Posted by Mary at 6:43 PM 1 comment:
Labels: random babble, soccer, treadmill
Saturday, February 3, 2007
My First Post and Perhaps not the Last
I have been thinking of starting a blog for a while now, but for the longest time couldn't validate why I should share my thoughts with anyone who happened to run across my blog. I still can't, but hell, if everyone else is, why can't I? Usually, I'm an upbeat person who has a good outlook on life - I see this as an opportunity to rant on those things that drive me up the wall and hopefully rave about those things in life that keep me going.

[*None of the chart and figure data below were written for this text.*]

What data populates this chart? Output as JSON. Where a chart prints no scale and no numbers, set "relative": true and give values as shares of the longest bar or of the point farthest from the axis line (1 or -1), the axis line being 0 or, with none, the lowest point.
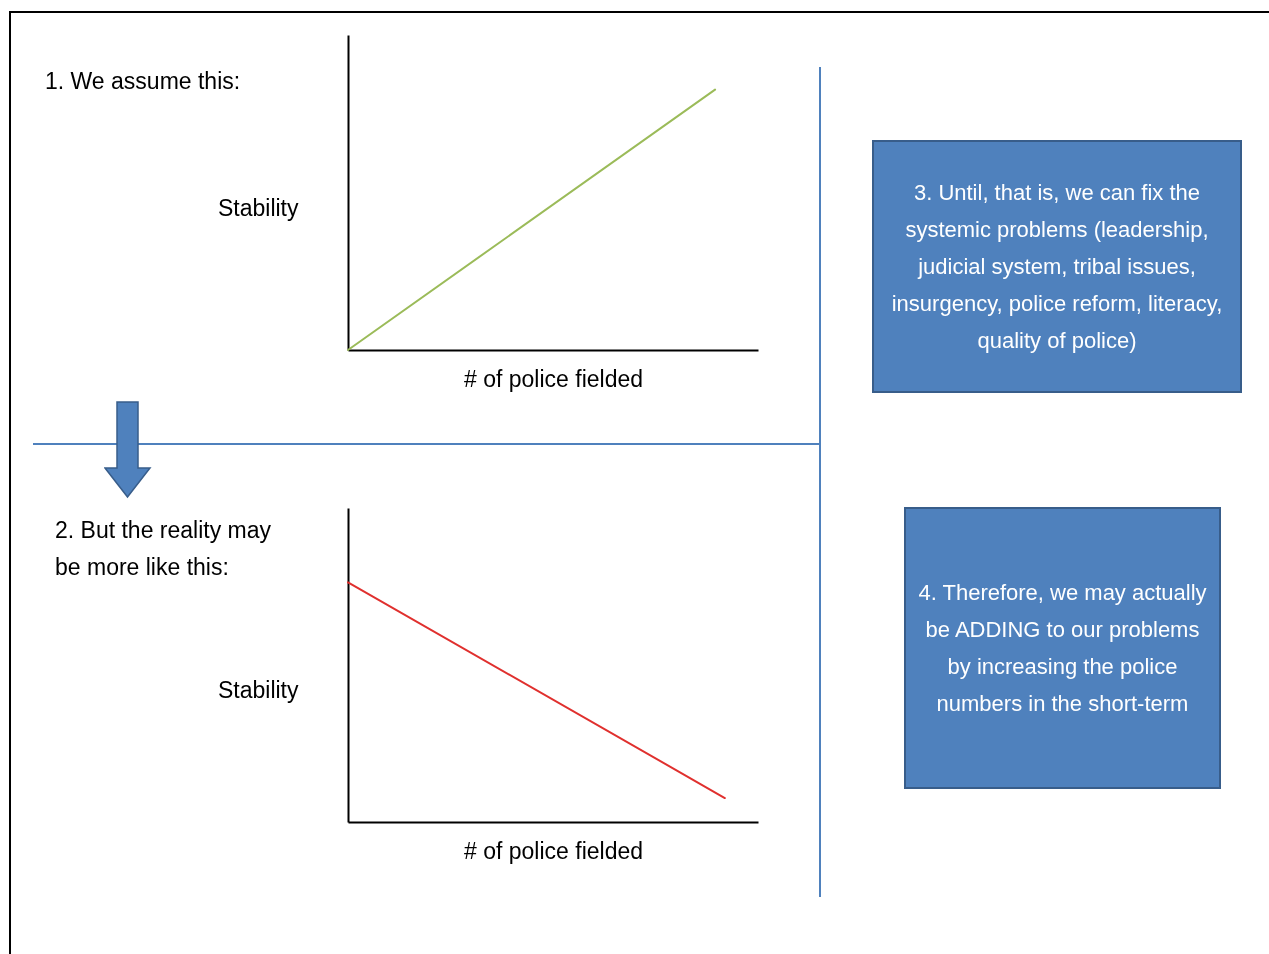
{
  "chart_data": [
    {
      "type": "line",
      "title": "1.  We assume this:",
      "xlabel": "# of police fielded",
      "ylabel": "Stability",
      "relative": true,
      "categories": [
        null,
        null
      ],
      "values": [
        0,
        1
      ],
      "color": "#9bbb59"
    },
    {
      "type": "line",
      "title": "2.  But the reality may be more like this:",
      "xlabel": "# of police fielded",
      "ylabel": "Stability",
      "relative": true,
      "categories": [
        null,
        null
      ],
      "values": [
        1,
        0.1
      ],
      "color": "#e0302e"
    },
    {
      "type": "other",
      "annotations": [
        "3. Until, that is, we can fix the systemic problems (leadership, judicial system, tribal issues, insurgency, police reform, literacy, quality of police)"
      ]
    },
    {
      "type": "other",
      "annotations": [
        "4.  Therefore, we may actually be ADDING to our problems by increasing the police numbers in the short-term"
      ]
    }
  ]
}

I keep my identity anonomous so that I can be brutally honest about issues that arrive in my job, family and the rest of my life. I'm an average middle class women in my late 20's who has to work for a living and face the family (who I love and adore) at Christmas (I'm sure that I will dive into that relationship later). Average, BUT aren't we all in some way or another?

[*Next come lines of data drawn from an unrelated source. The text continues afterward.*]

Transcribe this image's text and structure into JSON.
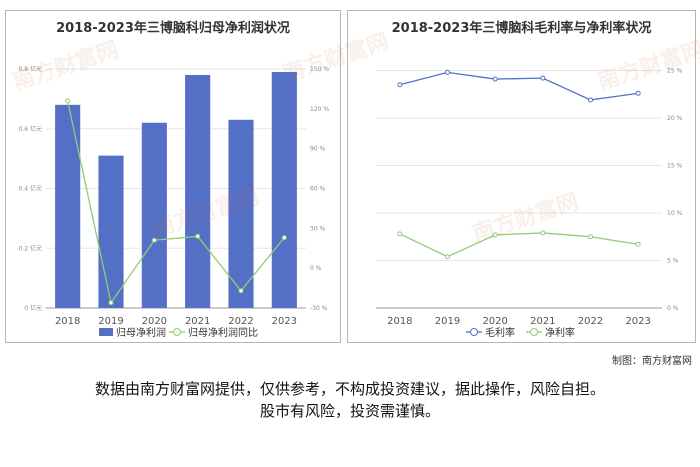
{
  "watermark": "南方财富网",
  "credit": "制图：南方财富网",
  "disclaimer": {
    "line1": "数据由南方财富网提供，仅供参考，不构成投资建议，据此操作，风险自担。",
    "line2": "股市有风险，投资需谨慎。"
  },
  "chart_data": [
    {
      "type": "bar",
      "title": "2018-2023年三博脑科归母净利润状况",
      "categories": [
        "2018",
        "2019",
        "2020",
        "2021",
        "2022",
        "2023"
      ],
      "series": [
        {
          "name": "归母净利润",
          "type": "bar",
          "axis": "left",
          "color": "#5470c6",
          "values": [
            0.68,
            0.51,
            0.62,
            0.78,
            0.63,
            0.79
          ]
        },
        {
          "name": "归母净利润同比",
          "type": "line",
          "axis": "right",
          "color": "#91cc75",
          "values": [
            126,
            -26,
            21,
            24,
            -17,
            23
          ]
        }
      ],
      "y_left": {
        "ticks": [
          0,
          0.2,
          0.4,
          0.6,
          0.8
        ],
        "labels": [
          "0 亿元",
          "0.2 亿元",
          "0.4 亿元",
          "0.6 亿元",
          "0.8 亿元"
        ],
        "min": 0,
        "max": 0.8
      },
      "y_right": {
        "ticks": [
          -30,
          0,
          30,
          60,
          90,
          120,
          150
        ],
        "labels": [
          "-30 %",
          "0 %",
          "30 %",
          "60 %",
          "90 %",
          "120 %",
          "150 %"
        ],
        "min": -30,
        "max": 150
      },
      "legend": "bottom",
      "grid": true
    },
    {
      "type": "line",
      "title": "2018-2023年三博脑科毛利率与净利率状况",
      "categories": [
        "2018",
        "2019",
        "2020",
        "2021",
        "2022",
        "2023"
      ],
      "series": [
        {
          "name": "毛利率",
          "color": "#5470c6",
          "values": [
            23.5,
            24.8,
            24.1,
            24.2,
            21.9,
            22.6
          ]
        },
        {
          "name": "净利率",
          "color": "#91cc75",
          "values": [
            7.8,
            5.4,
            7.7,
            7.9,
            7.5,
            6.7
          ]
        }
      ],
      "y_right": {
        "ticks": [
          0,
          5,
          10,
          15,
          20,
          25
        ],
        "labels": [
          "0 %",
          "5 %",
          "10 %",
          "15 %",
          "20 %",
          "25 %"
        ],
        "min": 0,
        "max": 26
      },
      "legend": "bottom",
      "grid": true
    }
  ]
}
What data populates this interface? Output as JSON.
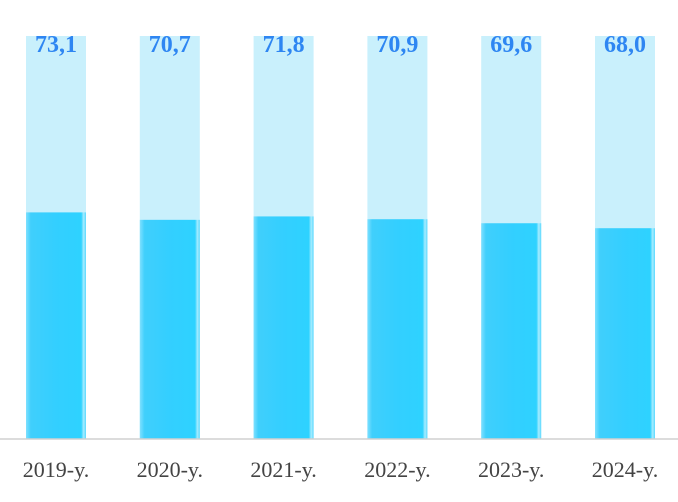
{
  "chart_data": {
    "type": "bar",
    "title": "",
    "xlabel": "",
    "ylabel": "",
    "categories": [
      "2019-y.",
      "2020-y.",
      "2021-y.",
      "2022-y.",
      "2023-y.",
      "2024-y."
    ],
    "values": [
      73.1,
      70.7,
      71.8,
      70.9,
      69.6,
      68.0
    ],
    "value_labels": [
      "73,1",
      "70,7",
      "71,8",
      "70,9",
      "69,6",
      "68,0"
    ],
    "ylim": [
      0,
      130
    ],
    "grid": false,
    "legend": "none",
    "colors": {
      "fill": "#33CFFF",
      "track": "#C9F0FC",
      "label": "#2E86F2",
      "axis": "#D0D0D0"
    }
  }
}
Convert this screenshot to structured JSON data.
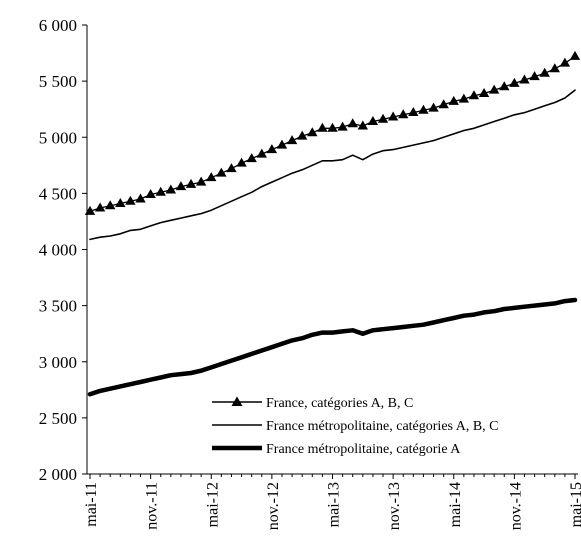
{
  "chart_data": {
    "type": "line",
    "title": "",
    "xlabel": "",
    "ylabel": "",
    "ylim": [
      2000,
      6000
    ],
    "y_ticks": [
      2000,
      2500,
      3000,
      3500,
      4000,
      4500,
      5000,
      5500,
      6000
    ],
    "y_tick_labels": [
      "2 000",
      "2 500",
      "3 000",
      "3 500",
      "4 000",
      "4 500",
      "5 000",
      "5 500",
      "6 000"
    ],
    "x": [
      "mai-11",
      "juin-11",
      "juil.-11",
      "août-11",
      "sept.-11",
      "oct.-11",
      "nov.-11",
      "déc.-11",
      "janv.-12",
      "févr.-12",
      "mars-12",
      "avr.-12",
      "mai-12",
      "juin-12",
      "juil.-12",
      "août-12",
      "sept.-12",
      "oct.-12",
      "nov.-12",
      "déc.-12",
      "janv.-13",
      "févr.-13",
      "mars-13",
      "avr.-13",
      "mai-13",
      "juin-13",
      "juil.-13",
      "août-13",
      "sept.-13",
      "oct.-13",
      "nov.-13",
      "déc.-13",
      "janv.-14",
      "févr.-14",
      "mars-14",
      "avr.-14",
      "mai-14",
      "juin-14",
      "juil.-14",
      "août-14",
      "sept.-14",
      "oct.-14",
      "nov.-14",
      "déc.-14",
      "janv.-15",
      "févr.-15",
      "mars-15",
      "avr.-15",
      "mai-15"
    ],
    "x_tick_labels": [
      "mai-11",
      "nov.-11",
      "mai-12",
      "nov.-12",
      "mai-13",
      "nov.-13",
      "mai-14",
      "nov.-14",
      "mai-15"
    ],
    "x_tick_index": [
      0,
      6,
      12,
      18,
      24,
      30,
      36,
      42,
      48
    ],
    "grid": false,
    "legend_position": "bottom-right",
    "series": [
      {
        "name": "France, catégories A, B, C",
        "style": "thin-triangles",
        "color": "#000000",
        "values": [
          4340,
          4370,
          4390,
          4410,
          4430,
          4450,
          4490,
          4510,
          4530,
          4560,
          4580,
          4600,
          4640,
          4680,
          4720,
          4770,
          4810,
          4850,
          4890,
          4930,
          4970,
          5010,
          5040,
          5080,
          5080,
          5090,
          5120,
          5100,
          5140,
          5160,
          5180,
          5200,
          5220,
          5240,
          5260,
          5290,
          5320,
          5340,
          5370,
          5390,
          5420,
          5450,
          5480,
          5510,
          5540,
          5570,
          5610,
          5660,
          5720
        ]
      },
      {
        "name": "France métropolitaine, catégories A, B, C",
        "style": "thin",
        "color": "#000000",
        "values": [
          4090,
          4110,
          4120,
          4140,
          4170,
          4180,
          4210,
          4240,
          4260,
          4280,
          4300,
          4320,
          4350,
          4390,
          4430,
          4470,
          4510,
          4560,
          4600,
          4640,
          4680,
          4710,
          4750,
          4790,
          4790,
          4800,
          4840,
          4800,
          4850,
          4880,
          4890,
          4910,
          4930,
          4950,
          4970,
          5000,
          5030,
          5060,
          5080,
          5110,
          5140,
          5170,
          5200,
          5220,
          5250,
          5280,
          5310,
          5350,
          5420
        ]
      },
      {
        "name": "France métropolitaine, catégorie A",
        "style": "thick",
        "color": "#000000",
        "values": [
          2710,
          2740,
          2760,
          2780,
          2800,
          2820,
          2840,
          2860,
          2880,
          2890,
          2900,
          2920,
          2950,
          2980,
          3010,
          3040,
          3070,
          3100,
          3130,
          3160,
          3190,
          3210,
          3240,
          3260,
          3260,
          3270,
          3280,
          3250,
          3280,
          3290,
          3300,
          3310,
          3320,
          3330,
          3350,
          3370,
          3390,
          3410,
          3420,
          3440,
          3450,
          3470,
          3480,
          3490,
          3500,
          3510,
          3520,
          3540,
          3550
        ]
      }
    ]
  }
}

As I surf the web, tv and newspapers, I see content that makes me wonder if my parents feel the same way about society as I am beginning to when they were my age. This is why I always say that I hope to have the mindset of a 5 year old forever. Mature? Nope, I don't claim to be in the least. Responsibilities? Yep, I've got them, just like anyone else and I do hold true to them 99% of the time. However, I find that at the end of the day, my job is on the brain more than it should be, I'm more worried about my financial future more than how my friends and family are doing at times and recently, I realized that I haven't taken a real vacation in over 5 years. What the hell? I have been so caught up in the daily grind that I fear that I am losing sight of what truely is important to me. I miss the days of believing my parents are stronger than superheros (today they are the only superheros I believe in), that the President IS a smart man who could do no evil, that my Smurf Big Wheel was the greatest ride on the block and that everyone wants what's best for everyone. Now, I see that everyone wants whats best for themselves.

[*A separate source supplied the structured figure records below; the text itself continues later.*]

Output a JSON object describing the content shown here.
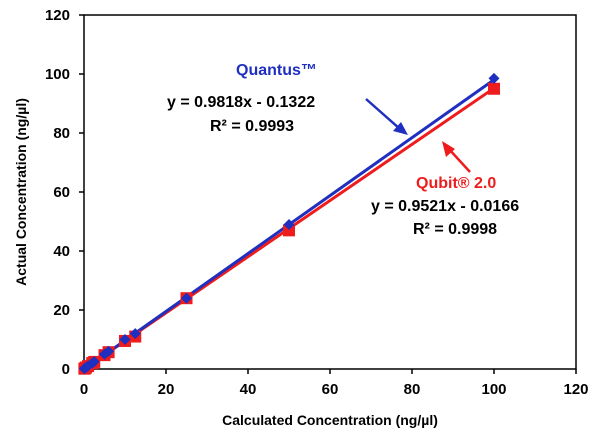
{
  "chart_data": {
    "type": "scatter",
    "xlabel": "Calculated Concentration (ng/µl)",
    "ylabel": "Actual Concentration (ng/µl)",
    "xlim": [
      0,
      120
    ],
    "ylim": [
      0,
      120
    ],
    "xticks": [
      0,
      20,
      40,
      60,
      80,
      100,
      120
    ],
    "yticks": [
      0,
      20,
      40,
      60,
      80,
      100,
      120
    ],
    "grid": false,
    "legend": "none",
    "series": [
      {
        "name": "Quantus™",
        "color": "#1f2fbf",
        "marker": "diamond",
        "x": [
          0.1,
          0.2,
          0.5,
          1,
          2,
          2.5,
          5,
          6,
          10,
          12.5,
          25,
          50,
          100
        ],
        "y": [
          0.1,
          0.3,
          0.5,
          1,
          2,
          2.5,
          5,
          6,
          10,
          12,
          24,
          49,
          98.5
        ],
        "trendline": {
          "slope": 0.9818,
          "intercept": -0.1322
        },
        "equation": "y = 0.9818x  - 0.1322",
        "r2": "R² = 0.9993"
      },
      {
        "name": "Qubit® 2.0",
        "color": "#ee1c1c",
        "marker": "square",
        "x": [
          0.1,
          0.2,
          0.5,
          1,
          2,
          2.5,
          5,
          6,
          10,
          12.5,
          25,
          50,
          100
        ],
        "y": [
          0.1,
          0.2,
          0.5,
          1,
          2,
          2.4,
          4.7,
          5.7,
          9.5,
          11,
          24,
          47,
          95
        ],
        "trendline": {
          "slope": 0.9521,
          "intercept": -0.0166
        },
        "equation": "y = 0.9521x  - 0.0166",
        "r2": "R² = 0.9998"
      }
    ]
  }
}
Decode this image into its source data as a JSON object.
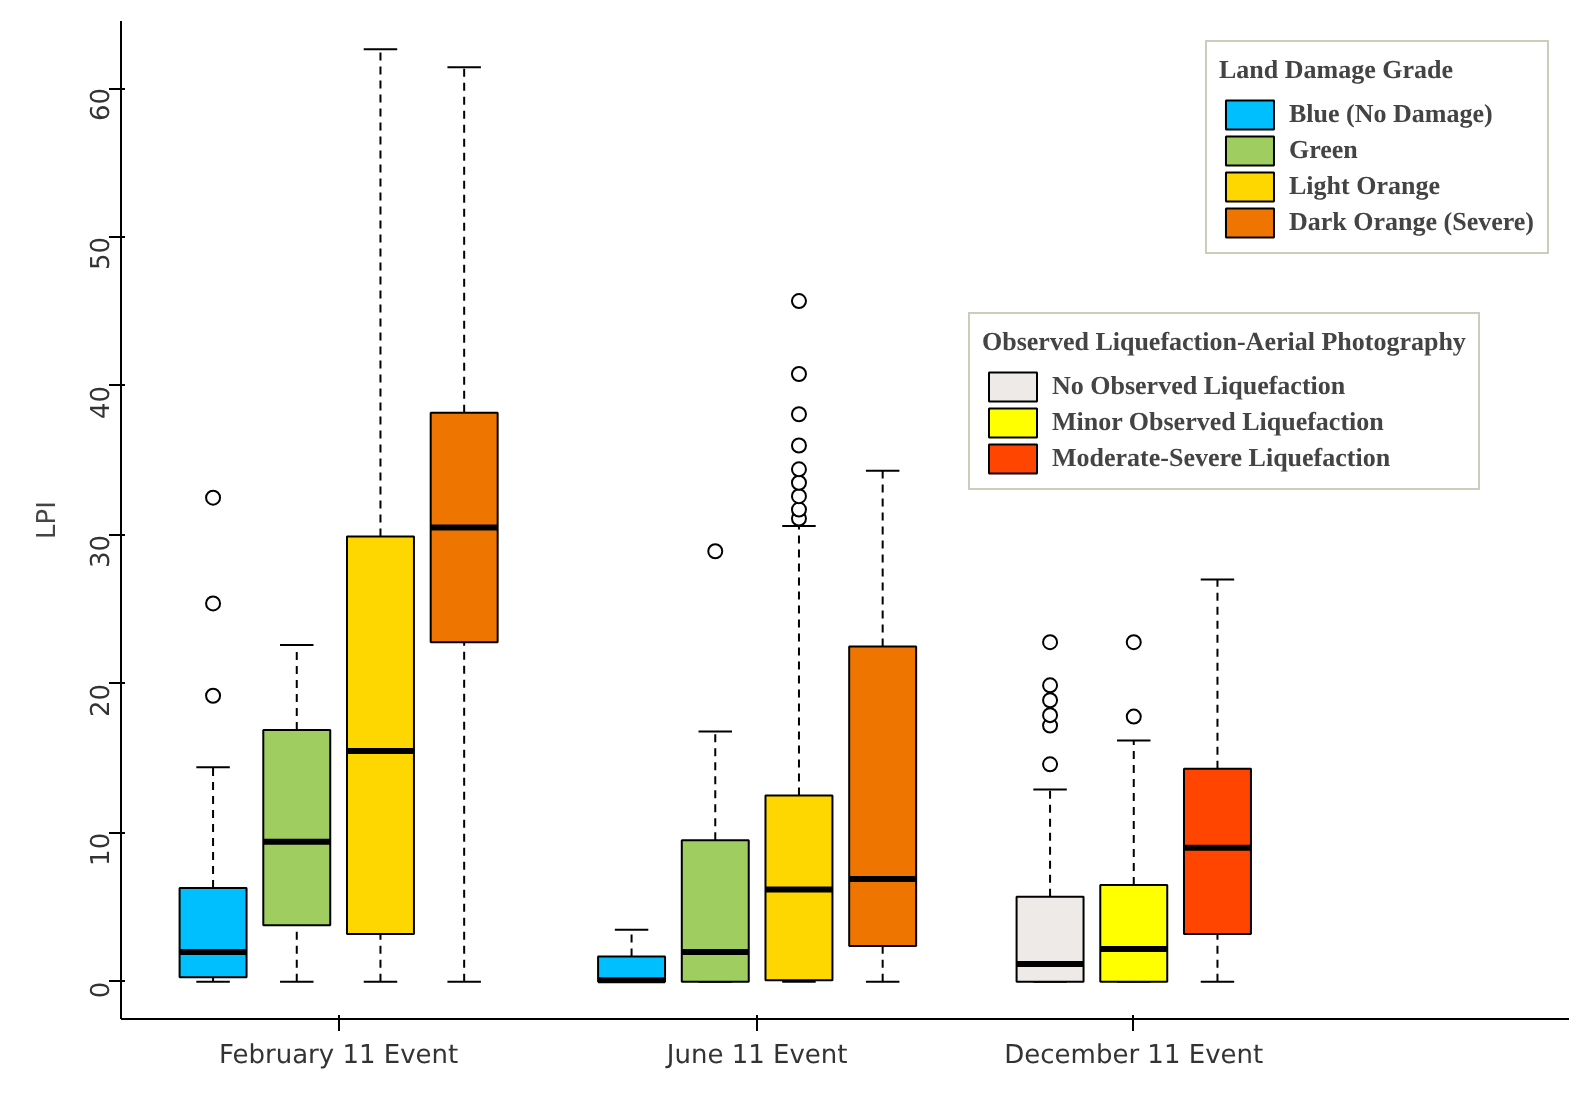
{
  "chart_data": {
    "type": "box",
    "ylabel": "LPI",
    "legend_title": "Land Damage Grade",
    "legend": "top right",
    "grid": false,
    "marker": "circle",
    "categories": [
      "February 11 Event",
      "June 11 Event",
      "December 11 Event"
    ],
    "ylim": [
      -2.5,
      64.5
    ],
    "yticks": [
      0,
      10,
      20,
      30,
      40,
      50,
      60
    ],
    "annotations": [
      "Observed Liquefaction-Aerial Photography"
    ],
    "series": [
      {
        "name": "Blue (No Damage)",
        "color": "#00bfff",
        "boxes": [
          {
            "low": 0,
            "q1": 0.3,
            "median": 2.0,
            "q3": 6.3,
            "high": 14.4,
            "outliers": [
              19.2,
              25.4,
              32.5
            ]
          },
          {
            "low": 0,
            "q1": 0,
            "median": 0.1,
            "q3": 1.7,
            "high": 3.5
          },
          null
        ]
      },
      {
        "name": "Green",
        "color": "#9fcd5f",
        "boxes": [
          {
            "low": 0,
            "q1": 3.8,
            "median": 9.4,
            "q3": 16.9,
            "high": 22.6
          },
          {
            "low": 0,
            "q1": 0,
            "median": 2.0,
            "q3": 9.5,
            "high": 16.8,
            "outliers": [
              28.9
            ]
          },
          null
        ]
      },
      {
        "name": "Light Orange",
        "color": "#ffd700",
        "boxes": [
          {
            "low": 0,
            "q1": 3.2,
            "median": 15.5,
            "q3": 29.9,
            "high": 62.6
          },
          {
            "low": 0,
            "q1": 0.1,
            "median": 6.2,
            "q3": 12.5,
            "high": 30.6,
            "outliers": [
              31.1,
              31.7,
              32.6,
              33.5,
              34.4,
              36.0,
              38.1,
              40.8,
              45.7
            ]
          },
          null
        ]
      },
      {
        "name": "Dark Orange (Severe)",
        "color": "#ee7600",
        "boxes": [
          {
            "low": 0,
            "q1": 22.8,
            "median": 30.5,
            "q3": 38.2,
            "high": 61.4
          },
          {
            "low": 0,
            "q1": 2.4,
            "median": 6.9,
            "q3": 22.5,
            "high": 34.3
          },
          null
        ]
      },
      {
        "name": "No Observed Liquefaction",
        "color": "#eeeae8",
        "boxes": [
          null,
          null,
          {
            "low": 0,
            "q1": 0,
            "median": 1.2,
            "q3": 5.7,
            "high": 12.9,
            "outliers": [
              14.6,
              17.2,
              17.9,
              18.9,
              19.9,
              22.8
            ]
          }
        ]
      },
      {
        "name": "Minor Observed Liquefaction",
        "color": "#ffff00",
        "boxes": [
          null,
          null,
          {
            "low": 0,
            "q1": 0,
            "median": 2.2,
            "q3": 6.5,
            "high": 16.2,
            "outliers": [
              17.8,
              22.8
            ]
          }
        ]
      },
      {
        "name": "Moderate-Severe Liquefaction",
        "color": "#ff4500",
        "boxes": [
          null,
          null,
          {
            "low": 0,
            "q1": 3.2,
            "median": 9.0,
            "q3": 14.3,
            "high": 27.0
          }
        ]
      }
    ]
  }
}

Throughout college and up to about a year and a half ago - I used to feel restless unless I was volunteering some of my time with the youth. I had to stop though, because my Mon-Fri 8-5 job required too many weekend and evening hours. I do enjoy my job (and by no means is it because of the salary or benefits which are lacking for the time and effort that I put into it.), but it has taken over too much of my life. How can I change my mindset of, 'what's best for me?' to 'how can I benefit others?'.
If anyone is reading this, you are probably saying to yourself, 'bullsh*t, you don't really feel that way, if you did, you'd quit your job, give up all your material items and devote your life to orphans.' - Thats a great idea, but then how do I pay off my $40k in college loans that just won't go away? No wonder why they call it the daily grind.